Dozens of cities observe Indigenous Peoples Day instead of Colum - Toledo News Now, News, Weather, Sports, Toledo, OH

Dozens of cities observe Indigenous Peoples Day instead of Columbus Days

Statue of Christopher Columbus (Source: AP) Statue of Christopher Columbus (Source: AP)
(WTOL) -

In 1937, Christopher Columbus Day became recognized as a federal holiday for the first time.

However, recent movements against Columbus Day led more than a dozen cities across the US to celebrate Indigenous Peoples Day.

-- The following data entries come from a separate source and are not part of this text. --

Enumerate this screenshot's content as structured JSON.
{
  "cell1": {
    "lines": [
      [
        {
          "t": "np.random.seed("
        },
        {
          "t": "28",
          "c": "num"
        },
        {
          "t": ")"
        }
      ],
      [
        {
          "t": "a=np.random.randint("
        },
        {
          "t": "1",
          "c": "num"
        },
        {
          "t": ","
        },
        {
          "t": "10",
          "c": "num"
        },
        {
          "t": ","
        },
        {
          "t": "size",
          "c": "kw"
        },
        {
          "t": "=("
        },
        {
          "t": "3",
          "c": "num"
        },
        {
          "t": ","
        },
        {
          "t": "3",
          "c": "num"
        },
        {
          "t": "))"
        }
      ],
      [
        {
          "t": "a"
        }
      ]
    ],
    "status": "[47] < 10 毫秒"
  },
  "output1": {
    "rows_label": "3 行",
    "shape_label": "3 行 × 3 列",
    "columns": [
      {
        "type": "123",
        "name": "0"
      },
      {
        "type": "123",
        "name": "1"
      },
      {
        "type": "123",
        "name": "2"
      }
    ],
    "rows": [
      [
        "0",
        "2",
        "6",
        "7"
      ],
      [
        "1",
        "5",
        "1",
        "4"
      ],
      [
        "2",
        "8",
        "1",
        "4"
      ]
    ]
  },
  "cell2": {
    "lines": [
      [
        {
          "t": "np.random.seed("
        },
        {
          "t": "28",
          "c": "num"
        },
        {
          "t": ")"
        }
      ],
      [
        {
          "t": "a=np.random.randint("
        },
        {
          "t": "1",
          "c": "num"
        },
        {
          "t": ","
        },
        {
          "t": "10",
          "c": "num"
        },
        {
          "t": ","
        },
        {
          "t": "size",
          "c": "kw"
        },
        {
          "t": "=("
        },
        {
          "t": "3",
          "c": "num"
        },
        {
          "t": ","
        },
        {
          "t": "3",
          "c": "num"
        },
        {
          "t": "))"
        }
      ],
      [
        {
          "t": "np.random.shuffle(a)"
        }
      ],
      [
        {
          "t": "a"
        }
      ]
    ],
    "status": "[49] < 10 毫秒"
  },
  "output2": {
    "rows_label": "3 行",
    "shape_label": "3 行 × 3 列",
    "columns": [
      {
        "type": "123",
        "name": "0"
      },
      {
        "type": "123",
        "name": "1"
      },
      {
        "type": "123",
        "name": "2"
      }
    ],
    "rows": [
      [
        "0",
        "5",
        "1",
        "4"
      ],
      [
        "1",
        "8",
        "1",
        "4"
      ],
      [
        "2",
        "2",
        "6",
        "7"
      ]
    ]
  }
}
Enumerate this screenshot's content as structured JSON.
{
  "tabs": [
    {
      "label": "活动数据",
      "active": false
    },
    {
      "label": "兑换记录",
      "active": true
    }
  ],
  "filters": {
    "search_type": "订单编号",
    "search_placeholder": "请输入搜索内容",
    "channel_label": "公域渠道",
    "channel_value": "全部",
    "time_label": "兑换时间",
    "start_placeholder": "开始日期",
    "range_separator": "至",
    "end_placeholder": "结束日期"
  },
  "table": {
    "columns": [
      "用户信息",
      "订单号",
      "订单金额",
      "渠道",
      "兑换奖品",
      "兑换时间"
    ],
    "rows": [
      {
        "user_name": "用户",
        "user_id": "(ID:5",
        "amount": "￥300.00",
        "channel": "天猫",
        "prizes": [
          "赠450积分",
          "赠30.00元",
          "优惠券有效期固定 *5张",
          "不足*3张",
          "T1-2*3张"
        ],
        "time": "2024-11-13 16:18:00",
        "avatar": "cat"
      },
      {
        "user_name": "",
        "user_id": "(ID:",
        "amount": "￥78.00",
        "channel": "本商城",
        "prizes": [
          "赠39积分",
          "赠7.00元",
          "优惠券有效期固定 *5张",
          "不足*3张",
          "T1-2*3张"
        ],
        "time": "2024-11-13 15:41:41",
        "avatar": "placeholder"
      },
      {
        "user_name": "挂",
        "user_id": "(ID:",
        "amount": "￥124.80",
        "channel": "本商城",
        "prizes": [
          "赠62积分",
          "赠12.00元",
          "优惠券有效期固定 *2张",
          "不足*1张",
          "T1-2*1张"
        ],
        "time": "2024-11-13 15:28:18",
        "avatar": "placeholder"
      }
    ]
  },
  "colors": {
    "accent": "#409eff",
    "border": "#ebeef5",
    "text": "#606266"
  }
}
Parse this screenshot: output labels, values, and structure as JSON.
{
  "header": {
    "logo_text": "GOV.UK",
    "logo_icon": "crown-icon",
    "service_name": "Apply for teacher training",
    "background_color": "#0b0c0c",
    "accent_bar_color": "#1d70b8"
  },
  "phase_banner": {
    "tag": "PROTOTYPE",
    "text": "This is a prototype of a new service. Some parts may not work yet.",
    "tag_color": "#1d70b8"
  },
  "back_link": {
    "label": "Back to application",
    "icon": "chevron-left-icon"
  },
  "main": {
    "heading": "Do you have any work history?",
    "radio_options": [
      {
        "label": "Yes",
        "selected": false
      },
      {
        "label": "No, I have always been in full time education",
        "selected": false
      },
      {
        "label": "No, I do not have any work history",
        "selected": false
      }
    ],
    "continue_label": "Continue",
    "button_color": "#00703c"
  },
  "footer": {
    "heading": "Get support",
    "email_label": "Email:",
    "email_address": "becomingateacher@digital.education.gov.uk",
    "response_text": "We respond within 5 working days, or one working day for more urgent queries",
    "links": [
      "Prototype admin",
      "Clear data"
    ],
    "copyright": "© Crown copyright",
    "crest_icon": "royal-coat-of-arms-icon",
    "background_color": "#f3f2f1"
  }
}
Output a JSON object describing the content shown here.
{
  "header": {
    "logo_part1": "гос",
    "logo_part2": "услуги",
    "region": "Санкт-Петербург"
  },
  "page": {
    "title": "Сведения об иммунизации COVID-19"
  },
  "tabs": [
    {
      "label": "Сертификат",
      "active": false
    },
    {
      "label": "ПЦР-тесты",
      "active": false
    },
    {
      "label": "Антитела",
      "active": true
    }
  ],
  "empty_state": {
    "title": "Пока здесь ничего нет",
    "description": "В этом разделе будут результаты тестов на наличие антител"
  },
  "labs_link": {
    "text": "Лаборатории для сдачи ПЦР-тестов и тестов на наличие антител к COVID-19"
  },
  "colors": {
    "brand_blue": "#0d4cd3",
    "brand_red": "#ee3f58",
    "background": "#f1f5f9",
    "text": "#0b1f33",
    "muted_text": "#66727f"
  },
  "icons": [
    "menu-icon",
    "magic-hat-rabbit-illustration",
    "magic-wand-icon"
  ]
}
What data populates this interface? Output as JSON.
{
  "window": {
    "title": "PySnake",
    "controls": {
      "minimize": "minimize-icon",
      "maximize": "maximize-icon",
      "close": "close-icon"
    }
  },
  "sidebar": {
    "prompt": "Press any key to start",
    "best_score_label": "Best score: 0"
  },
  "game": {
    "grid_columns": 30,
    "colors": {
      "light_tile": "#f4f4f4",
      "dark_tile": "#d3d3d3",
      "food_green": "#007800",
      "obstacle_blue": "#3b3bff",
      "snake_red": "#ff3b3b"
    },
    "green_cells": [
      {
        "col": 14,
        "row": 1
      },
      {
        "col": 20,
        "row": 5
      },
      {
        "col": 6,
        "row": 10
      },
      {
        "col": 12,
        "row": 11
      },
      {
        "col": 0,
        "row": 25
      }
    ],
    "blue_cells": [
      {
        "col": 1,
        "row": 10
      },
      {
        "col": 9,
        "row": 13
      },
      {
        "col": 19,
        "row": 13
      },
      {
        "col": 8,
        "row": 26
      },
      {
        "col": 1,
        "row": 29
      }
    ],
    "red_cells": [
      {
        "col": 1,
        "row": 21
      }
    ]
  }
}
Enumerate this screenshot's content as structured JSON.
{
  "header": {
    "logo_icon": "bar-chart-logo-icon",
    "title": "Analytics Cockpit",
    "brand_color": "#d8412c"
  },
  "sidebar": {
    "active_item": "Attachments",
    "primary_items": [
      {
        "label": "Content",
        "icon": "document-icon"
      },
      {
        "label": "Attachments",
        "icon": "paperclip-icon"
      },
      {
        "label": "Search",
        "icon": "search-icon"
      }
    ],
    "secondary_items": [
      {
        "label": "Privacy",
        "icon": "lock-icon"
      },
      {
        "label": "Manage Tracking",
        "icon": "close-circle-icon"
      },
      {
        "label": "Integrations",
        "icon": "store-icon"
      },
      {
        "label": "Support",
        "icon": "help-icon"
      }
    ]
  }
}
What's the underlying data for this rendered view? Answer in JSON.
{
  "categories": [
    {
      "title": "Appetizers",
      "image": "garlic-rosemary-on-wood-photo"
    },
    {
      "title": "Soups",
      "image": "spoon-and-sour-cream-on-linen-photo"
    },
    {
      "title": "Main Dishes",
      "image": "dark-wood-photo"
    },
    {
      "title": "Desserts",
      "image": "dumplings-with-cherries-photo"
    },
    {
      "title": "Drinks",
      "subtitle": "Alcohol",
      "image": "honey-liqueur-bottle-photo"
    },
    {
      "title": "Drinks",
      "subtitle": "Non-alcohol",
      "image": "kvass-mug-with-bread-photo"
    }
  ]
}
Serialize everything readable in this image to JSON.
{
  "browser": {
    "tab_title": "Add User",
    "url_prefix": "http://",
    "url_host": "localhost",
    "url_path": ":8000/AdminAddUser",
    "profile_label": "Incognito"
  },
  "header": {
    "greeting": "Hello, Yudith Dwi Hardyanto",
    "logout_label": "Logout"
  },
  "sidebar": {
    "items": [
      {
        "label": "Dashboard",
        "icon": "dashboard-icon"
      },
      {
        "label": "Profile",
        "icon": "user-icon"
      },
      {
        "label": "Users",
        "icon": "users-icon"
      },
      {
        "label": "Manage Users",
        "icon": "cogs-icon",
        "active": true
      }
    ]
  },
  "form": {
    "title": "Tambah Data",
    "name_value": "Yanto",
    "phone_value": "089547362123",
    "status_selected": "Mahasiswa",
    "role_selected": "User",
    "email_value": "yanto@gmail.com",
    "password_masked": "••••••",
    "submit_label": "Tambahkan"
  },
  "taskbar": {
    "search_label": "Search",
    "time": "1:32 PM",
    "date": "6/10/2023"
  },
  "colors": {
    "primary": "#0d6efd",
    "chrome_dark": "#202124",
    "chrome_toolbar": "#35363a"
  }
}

Critics of Columbus Day says the explorer's contribution to history is outweighed by the negative effect Columbus's voyages had on Native Americans through disease and war.

In the early 90's, Berkeley, California became the first US state to recognize Indigenous Peoples Day. Since, others cities stretching from Texas to Maine have adopted Indigenous Peoples Day. Some of these cities include Ann Arbor, MI and Oberlin, OH.

In addition, Minnesota, Vermont and Alaska celebrate Indigenous Peoples Days. South Dakota celebrates a similar holiday called Native American Day.

Recently, an Akron city council member requested the city recognize Indigenous Peoples Day in lieu of Columbus, but the council voted to reject the proposal.